Powiedział matce 3. dzieci, że jej współczuje. Odpowiedź kobiety poparły mamy na cały świecie

Nie ulega najmniejszej wątpliwości, że więź matki i jej dziecka jest silniejsza niż jakakolwiek inna. I choć każda mama kocha być mamą, odpowiedzialność w tym przypadku jest naprawdę ogromna, a co się z tym wiąże, życie matki nie zawsze jest usłane różami.

Choć nie jest to proste, nie ma nic piękniejszego…

Jeśli jesteś matką to z pewnością wiesz, jak to jest nie spać po nocach? Jak to jest, kiedy nie masz ani odrobiny prywatności, a w spokoju nie możesz wziąć nawet kąpieli? Jak to jest, kiedy trzymasz patelnię w jednej ręce, a w drugiej dziecko? Sytuacji, które cechują macierzyństwo, można by było wymieniać w nieskończoność. To prawdziwy fenomen, bo choć potrafi być wyjątkowo ciężkie, jest zarazem czymś najpiękniejszym. Nie wszyscy to jednak rozumieją…

Przekonała się o tym Courtney Lester, matka trójki dzieci. Kiedy wraz z maluchami wybrała się na zakupy do sklepu, spotkała ją dość nieprzyjemna sytuacja, którą postanowiła opisać na Facebooku.

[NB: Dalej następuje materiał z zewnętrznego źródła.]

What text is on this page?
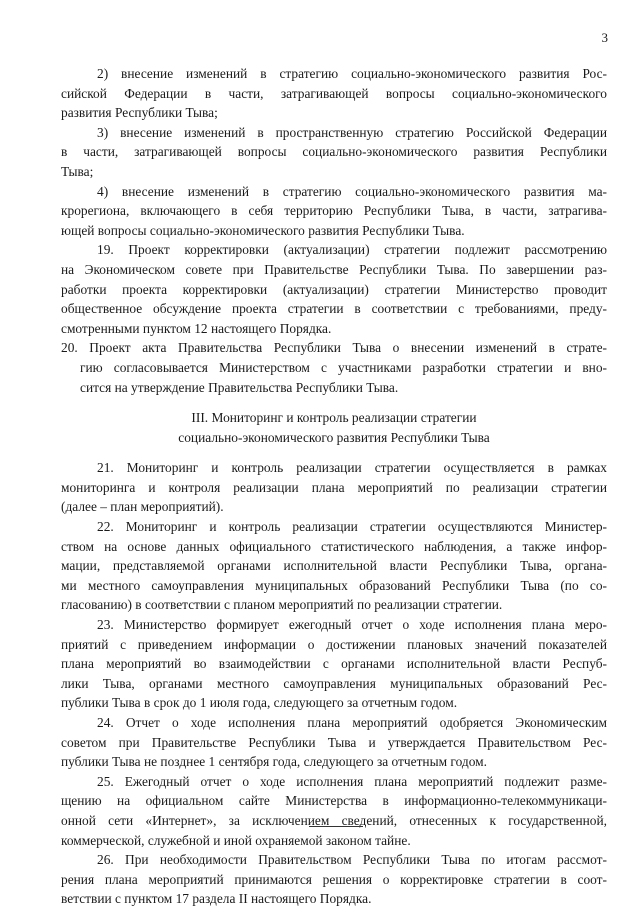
3

2) внесение изменений в стратегию социально-экономического развития Рос-
сийской Федерации в части, затрагивающей вопросы социально-экономического
развития Республики Тыва;

3) внесение изменений в пространственную стратегию Российской Федерации
в части, затрагивающей вопросы социально-экономического развития Республики
Тыва;

4) внесение изменений в стратегию социально-экономического развития ма-
крорегиона, включающего в себя территорию Республики Тыва, в части, затрагива-
ющей вопросы социально-экономического развития Республики Тыва.

19. Проект корректировки (актуализации) стратегии подлежит рассмотрению
на Экономическом совете при Правительстве Республики Тыва. По завершении раз-
работки проекта корректировки (актуализации) стратегии Министерство проводит
общественное обсуждение проекта стратегии в соответствии с требованиями, преду-
смотренными пунктом 12 настоящего Порядка.

20. Проект акта Правительства Республики Тыва о внесении изменений в страте-
гию согласовывается Министерством с участниками разработки стратегии и вно-
сится на утверждение Правительства Республики Тыва.

III. Мониторинг и контроль реализации стратегии
социально-экономического развития Республики Тыва

21. Мониторинг и контроль реализации стратегии осуществляется в рамках
мониторинга и контроля реализации плана мероприятий по реализации стратегии
(далее – план мероприятий).

22. Мониторинг и контроль реализации стратегии осуществляются Министер-
ством на основе данных официального статистического наблюдения, а также инфор-
мации, представляемой органами исполнительной власти Республики Тыва, органа-
ми местного самоуправления муниципальных образований Республики Тыва (по со-
гласованию) в соответствии с планом мероприятий по реализации стратегии.

23. Министерство формирует ежегодный отчет о ходе исполнения плана меро-
приятий с приведением информации о достижении плановых значений показателей
плана мероприятий во взаимодействии с органами исполнительной власти Респуб-
лики Тыва, органами местного самоуправления муниципальных образований Рес-
публики Тыва в срок до 1 июля года, следующего за отчетным годом.

24. Отчет о ходе исполнения плана мероприятий одобряется Экономическим
советом при Правительстве Республики Тыва и утверждается Правительством Рес-
публики Тыва не позднее 1 сентября года, следующего за отчетным годом.

25. Ежегодный отчет о ходе исполнения плана мероприятий подлежит разме-
щению на официальном сайте Министерства в информационно-телекоммуникаци-
онной сети «Интернет», за исключением сведений, отнесенных к государственной,
коммерческой, служебной и иной охраняемой законом тайне.

26. При необходимости Правительством Республики Тыва по итогам рассмот-
рения плана мероприятий принимаются решения о корректировке стратегии в соот-
ветствии с пунктом 17 раздела II настоящего Порядка.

Do nieznajomego z Wal-Mart, który powiedział do mnie „Przykro mi, że przez te wszystkie dzieci masz pełne ręce roboty”. Oto, co mam Ci do przekazania – zaczęła Courtney

To, czego nie wiesz, to fakt, że straciłam dwójkę dzieci zanim zostałam pobłogosławiona tymi wspaniałymi istotami w ciągu ostatnich lat. Jeśli więc chcesz mi współczuć, to jest jedyny powód, dla którego powinieneś to robić.

Moje dzieci są dla mnie prawdziwym błogosławieństwem. Są wzorowymi obywatelami, ponieważ, no cóż… są dziećmi. Czasami zachowują się głośno, czasami są niedobre, a czasami kompletnie przygnębione. Ale przecież Ty wcale ich nie znasz. Jedyne, co widziałeś, to młoda para z 4-letnim chłopcem śpiewającym piosenkę, 2-letnim dzieckiem siedzące w wózku na zakupy i noworodkiem śpiący w nosidełku. Jeżeli Twoim zdaniem to jest równoznacznik tego, że mam ręce pełne roboty, to nie mamy o czym rozmawiać. Żal mi Ciebie.

Prawda jest taka, że mam masę obowiązków. Czasami nie mogę się doczekać, kiedy położę się do łóżka. Moje maleństwa stawiają mnie jednak na nogi. Zawsze któreś z nich czegoś ode mnie chce.

Nigdy jednak nie widziałam, aby moje dzieci się kłóciły. Nigdy również nikt nie powiedział do mnie tak, jak powiedziałeś Ty. Nawet wtedy, kiedy dzieci nie chciały mnie słuchać, marudziły i dawały mi popalić, nigdy nie powiedziałam sobie, że mam dość i wcale nie oczekuję tego od innych. Jeśli posiadanie trójki dzieci automatycznie w oczach innych sprawia, że mam pełne ręce roboty, niech tak będzie. Proszę tylko o jedno. Nie mówicie, że jest Wam z tego powodu przykro, bo moje serce jest znacznie pełniejsze, niż moje ręce są w stanie pomieścić.

Wpis kobiety zebrał już 26 tysięcy reakcji, blisko 150 komentarzy i około 14 tysięcy udostępnień.